19. More interestingly, the Deputy Manager,
State Bank of Travancore, Muvattupuzha Branch, has given
a statement that K.C. Wood Industries had submitted an
application for enhancing their credit limit from Rs.25 lakhs
to Rs.50 lakhs and that application is being kept in the
office and he is ready to produce it. No independent
investigation has been made by the police to find out
whether the allegations in the message are true? No such
materials are available in the final charge except the
statements of complainants.
20. Thus, the crucial Material Objects on which
the prosecution case rests are not available, even according
to the prosecution.
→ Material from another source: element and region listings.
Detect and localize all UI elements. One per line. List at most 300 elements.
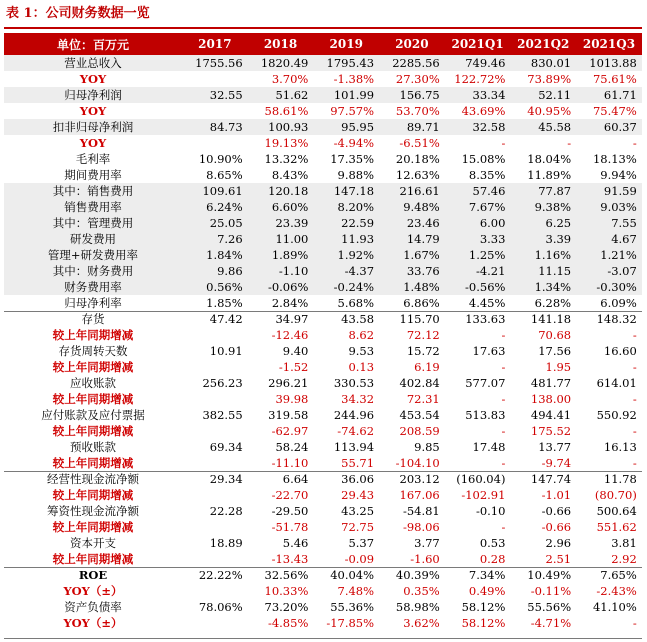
group-separator [4,471,642,472]
row-value: 9.53 [348,344,375,358]
row-value: 32.56% [264,568,309,582]
row-value: 58.12% [461,616,506,630]
row-value: - [632,424,637,438]
row-value: 15.72 [406,344,440,358]
row-value: 494.41 [530,408,572,422]
row-value: 0.56% [206,280,243,294]
title-underline [4,27,642,29]
table-row [4,391,642,407]
row-value: -0.56% [465,280,506,294]
table-row [4,167,642,183]
row-value: 1795.43 [326,56,375,70]
row-value: 577.07 [465,376,506,390]
row-value: 16.13 [603,440,637,454]
row-value: 7.34% [468,568,506,582]
row-value: 6.24% [206,200,243,214]
table-row [4,151,642,167]
row-value: -0.66 [541,504,572,518]
row-value: 256.23 [202,376,243,390]
row-value: - [632,328,637,342]
table-row [4,535,642,551]
row-value: 3.81 [611,536,637,550]
row-value: 10.91 [209,344,243,358]
row-value: 36.06 [341,472,375,486]
row-value: 141.18 [530,312,572,326]
row-value: 12.63% [395,168,440,182]
row-value: -98.06 [402,520,440,534]
row-value: 5.68% [337,296,375,310]
row-value: 73.20% [264,600,309,614]
row-value: -1.60 [410,552,440,566]
row-value: 23.46 [406,216,440,230]
row-value: 9.86 [217,264,243,278]
table-row [4,295,642,311]
row-value: 13.32% [264,152,309,166]
row-label: 较上年同期增减 [52,552,134,566]
table-row [4,311,642,327]
row-value: -0.30% [596,280,637,294]
table-row [4,487,642,503]
table-row [4,439,642,455]
row-label: 归母净利率 [64,296,122,310]
row-value: -0.10 [475,504,506,518]
row-value: 9.40 [282,344,309,358]
row-value: 55.36% [330,600,375,614]
row-label: 资本开支 [70,536,116,550]
row-value: 382.55 [202,408,243,422]
table-row [4,519,642,535]
table-row [4,599,642,615]
row-value: - [632,456,637,470]
row-value: 2.51 [545,552,572,566]
row-value: 4.67 [611,232,637,246]
row-value: 500.64 [596,504,637,518]
row-value: - [632,360,637,374]
row-value: 147.18 [333,184,375,198]
table-row [4,215,642,231]
table-row [4,199,642,215]
row-value: 69.34 [209,440,243,454]
row-value: 208.59 [399,424,440,438]
row-value: -1.52 [278,360,309,374]
row-value: 41.10% [592,600,637,614]
row-value: 6.00 [479,216,506,230]
row-value: 1.95 [545,360,572,374]
row-value: 8.62 [348,328,375,342]
row-value: 1.85% [206,296,243,310]
row-value: 57.46 [472,184,506,198]
row-label: 销售费用率 [64,200,122,214]
row-value: 19.13% [264,136,309,150]
row-value: 148.32 [596,312,637,326]
row-value: 175.52 [530,424,572,438]
row-value: 6.09% [600,296,637,310]
row-value: 32.58 [472,120,506,134]
row-value: -1.01 [541,488,572,502]
row-value: 6.64 [282,472,309,486]
row-value: - [501,456,506,470]
row-value: 8.35% [468,168,506,182]
row-value: -29.50 [271,504,309,518]
row-value: 55.56% [527,600,572,614]
header-year: 2017 [198,37,232,51]
row-value: 167.06 [399,488,440,502]
row-value: 9.38% [534,200,572,214]
row-value: -0.66 [541,520,572,534]
row-value: 8.20% [337,200,375,214]
row-value: 133.63 [465,312,506,326]
table-row [4,87,642,103]
table-header [4,33,642,55]
row-value: 11.93 [341,232,375,246]
row-value: 75.61% [592,72,637,86]
row-value: 11.78 [603,472,637,486]
row-value: -104.10 [395,456,440,470]
row-label: 应收账款 [70,376,116,390]
table-row [4,55,642,71]
row-value: 6.25 [545,216,572,230]
row-value: - [501,328,506,342]
row-value: 11.89% [527,168,572,182]
row-value: -9.74 [541,456,572,470]
header-year: 2018 [263,37,298,51]
row-value: 8.43% [271,168,309,182]
row-value: 9.48% [403,200,440,214]
row-value: 17.35% [330,152,375,166]
row-value: 13.77 [538,440,572,454]
row-value: 1.48% [403,280,440,294]
row-value: 156.75 [399,88,440,102]
table-row [4,551,642,567]
row-value: 6.19 [414,360,440,374]
table-row [4,279,642,295]
table-row [4,423,642,439]
row-value: 58.12% [461,600,506,614]
row-value: 22.28 [209,504,243,518]
row-value: 203.12 [399,472,440,486]
row-value: 109.61 [202,184,243,198]
row-value: 115.70 [399,312,440,326]
header-year: 2019 [329,37,363,51]
row-value: 0.49% [468,584,506,598]
row-value: - [501,136,506,150]
row-value: 8.65% [206,168,243,182]
row-value: 29.43 [341,488,375,502]
row-value: 78.06% [198,600,243,614]
row-value: 32.55 [209,88,243,102]
row-value: 95.95 [341,120,375,134]
header-year: 2021Q1 [451,37,504,51]
row-label: YOY [79,104,107,118]
table-row [4,471,642,487]
row-value: -1.38% [333,72,375,86]
row-value: 43.25 [341,504,375,518]
row-label: YOY（±） [63,584,123,598]
table-body [4,55,642,631]
row-label: 资产负债率 [64,600,122,614]
table-bottom-rule [4,638,642,639]
row-value: 830.01 [530,56,572,70]
table-row [4,183,642,199]
row-value: 244.96 [333,408,375,422]
row-value: 72.12 [406,328,440,342]
table-row [4,615,642,631]
row-value: 53.70% [395,104,440,118]
row-value: 89.71 [406,120,440,134]
row-value: 5.37 [348,536,375,550]
row-label: YOY [79,136,107,150]
row-value: 17.56 [538,344,572,358]
row-value: -17.85% [326,616,375,630]
row-value: 40.04% [330,568,375,582]
table-row [4,503,642,519]
row-value: 1.25% [468,248,506,262]
row-value: 9.03% [600,200,637,214]
row-value: 3.77 [414,536,440,550]
table-row [4,247,642,263]
row-value: 55.71 [341,456,375,470]
row-value: 34.32 [341,392,375,406]
row-value: 2.92 [611,552,637,566]
row-value: 84.73 [209,120,243,134]
row-value: 1013.88 [589,56,637,70]
header-year: 2020 [395,37,429,51]
row-value: 3.33 [479,232,506,246]
row-label: 较上年同期增减 [52,520,134,534]
row-value: 73.89% [527,72,572,86]
row-value: 296.21 [268,376,309,390]
row-value: - [501,424,506,438]
row-value: 0.13 [348,360,375,374]
row-label: 其中：销售费用 [52,184,134,198]
table-row [4,103,642,119]
row-value: - [501,360,506,374]
row-value: 6.60% [271,200,309,214]
row-value: 61.71 [603,88,637,102]
row-value: 2.84% [271,296,309,310]
row-label: 期间费用率 [64,168,122,182]
header-year: 2021Q2 [517,37,570,51]
row-value: 122.72% [454,72,506,86]
row-value: 40.95% [527,104,572,118]
row-value: 25.05 [209,216,243,230]
row-label: 应付账款及应付票据 [41,408,145,422]
table-row [4,359,642,375]
header-year: 2021Q3 [582,37,636,51]
row-value: 1.89% [271,248,309,262]
row-label: 研发费用 [70,232,116,246]
row-label: 其中：财务费用 [52,264,134,278]
table-row [4,567,642,583]
row-value: 2.96 [545,536,572,550]
row-value: 58.24 [275,440,309,454]
row-value: -12.46 [271,328,309,342]
row-value: 6.86% [403,296,440,310]
row-value: - [501,520,506,534]
row-value: 97.57% [330,104,375,118]
row-value: 72.75 [341,520,375,534]
row-label: 较上年同期增减 [52,328,134,342]
row-value: 513.83 [465,408,506,422]
row-value: 20.18% [395,152,440,166]
row-value: 10.49% [527,568,572,582]
row-label: ROE [78,568,108,582]
row-value: 70.68 [538,328,572,342]
row-value: 7.48% [337,584,375,598]
table-title: 表 1：公司财务数据一览 [6,6,150,21]
row-value: 453.54 [399,408,440,422]
group-separator [4,311,642,312]
row-value: 11.00 [275,232,309,246]
row-value: - [632,392,637,406]
row-value: 7.55 [611,216,637,230]
row-value: 75.47% [592,104,637,118]
row-label: 归母净利润 [64,88,122,102]
row-value: 33.34 [472,88,506,102]
row-label: 预收账款 [70,440,116,454]
row-value: 3.62% [403,616,440,630]
row-value: 23.39 [275,216,309,230]
row-value: 1.67% [403,248,440,262]
row-value: 29.34 [209,472,243,486]
row-value: 18.13% [592,152,637,166]
row-value: 60.37 [603,120,637,134]
row-value: -0.09 [344,552,375,566]
row-value: - [632,616,637,630]
row-value: 45.58 [538,120,572,134]
row-value: 1.16% [534,248,572,262]
row-value: 15.08% [461,152,506,166]
row-value: 58.61% [264,104,309,118]
row-value: -1.10 [278,264,309,278]
row-label: 筹资性现金流净额 [47,504,139,518]
row-value: 16.60 [603,344,637,358]
row-value: (160.04) [456,472,506,486]
row-value: -4.94% [333,136,375,150]
row-label: 较上年同期增减 [52,360,134,374]
row-value: 6.28% [534,296,572,310]
row-value: -4.21 [475,264,506,278]
row-value: -0.06% [267,280,309,294]
row-value: - [567,136,572,150]
row-value: -51.78 [271,520,309,534]
row-value: 0.35% [403,584,440,598]
row-value: 58.98% [395,600,440,614]
row-value: 749.46 [465,56,506,70]
row-value: 34.97 [275,312,309,326]
row-value: 113.94 [333,440,375,454]
row-value: 11.15 [538,264,572,278]
table-row [4,583,642,599]
row-value: 43.58 [341,312,375,326]
row-value: 33.76 [406,264,440,278]
row-value: 120.18 [268,184,309,198]
row-value: 17.48 [472,440,506,454]
row-value: -4.85% [267,616,309,630]
table-row [4,263,642,279]
row-value: -0.11% [530,584,572,598]
row-label: 较上年同期增减 [52,392,134,406]
row-value: 17.63 [472,344,506,358]
table-row [4,375,642,391]
row-value: 138.00 [530,392,572,406]
row-value: 10.33% [264,584,309,598]
row-label: 扣非归母净利润 [52,120,134,134]
row-value: 481.77 [530,376,572,390]
row-value: 77.87 [538,184,572,198]
row-value: -0.24% [333,280,375,294]
row-value: 147.74 [530,472,572,486]
row-label: 存货周转天数 [58,344,128,358]
row-label: 较上年同期增减 [52,488,134,502]
row-label: YOY（±） [63,616,123,630]
row-value: 22.22% [198,568,243,582]
group-separator [4,567,642,568]
row-value: 9.88% [337,168,375,182]
row-value: 1.34% [534,280,572,294]
header-unit-label: 单位：百万元 [56,37,129,52]
row-value: 22.59 [341,216,375,230]
row-value: -13.43 [271,552,309,566]
row-value: 0.53 [479,536,506,550]
row-label: 较上年同期增减 [52,456,134,470]
table-row [4,343,642,359]
row-value: 550.92 [596,408,637,422]
table-row [4,71,642,87]
row-value: 1820.49 [260,56,309,70]
row-value: -4.71% [530,616,572,630]
table-row [4,119,642,135]
row-value: -4.37 [344,264,375,278]
row-label: 较上年同期增减 [52,424,134,438]
table-row [4,231,642,247]
row-label: 经营性现金流净额 [47,472,139,486]
row-value: 91.59 [603,184,637,198]
row-value: -3.07 [607,264,637,278]
row-value: 1.21% [600,248,637,262]
row-value: -22.70 [271,488,309,502]
row-value: 47.42 [209,312,243,326]
row-value: 319.58 [268,408,309,422]
row-value: 43.69% [461,104,506,118]
row-value: -11.10 [271,456,309,470]
row-value: 614.01 [596,376,637,390]
row-value: 100.93 [268,120,309,134]
row-value: 9.85 [414,440,440,454]
row-value: 216.61 [399,184,440,198]
row-value: 1.84% [206,248,243,262]
row-value: 18.04% [527,152,572,166]
row-value: - [632,136,637,150]
table-row [4,327,642,343]
row-value: 18.89 [209,536,243,550]
row-value: 7.65% [600,568,637,582]
row-value: 3.39 [545,232,572,246]
row-value: 72.31 [406,392,440,406]
row-value: 51.62 [275,88,309,102]
row-label: 财务费用率 [64,280,122,294]
table-row [4,407,642,423]
row-value: 4.45% [468,296,506,310]
row-value: 402.84 [399,376,440,390]
row-value: 40.39% [395,568,440,582]
row-value: 7.26 [217,232,243,246]
row-value: 2285.56 [392,56,440,70]
row-value: 1.92% [337,248,375,262]
row-value: 3.70% [271,72,309,86]
table-row [4,455,642,471]
row-value: 0.28 [479,552,506,566]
Thus, there is no material to connect the
revision petitioner with the alleged offence. So, I am of
the opinion that not only the charge in the final report but
also the materials produced along with the final report do
not disclose the offence said to have been committed by the
accused even if the uncontroverted prosecution case is
admitted. Thus, there are no sufficient grounds to
prosecute the revision petitioner even if the uncontroverted
prosecution case is admitted. If the prosecution is allowed
to continue with trial, certainly it will be a futile
experimental exercise as well as abuse of the process of the
Court.
21. Consequently, the impugned order under
challenge passed by the court below is set aside and
C.M.P.No.147/12 in C.C.No.140/10 on the files of the
Judicial First Class Magistrate's Court, Muvattupuzha, will
stand allowed. In the result, the revision petitioner is
discharged from the prosecution for the offences alleged
against him in the above Calendar Case.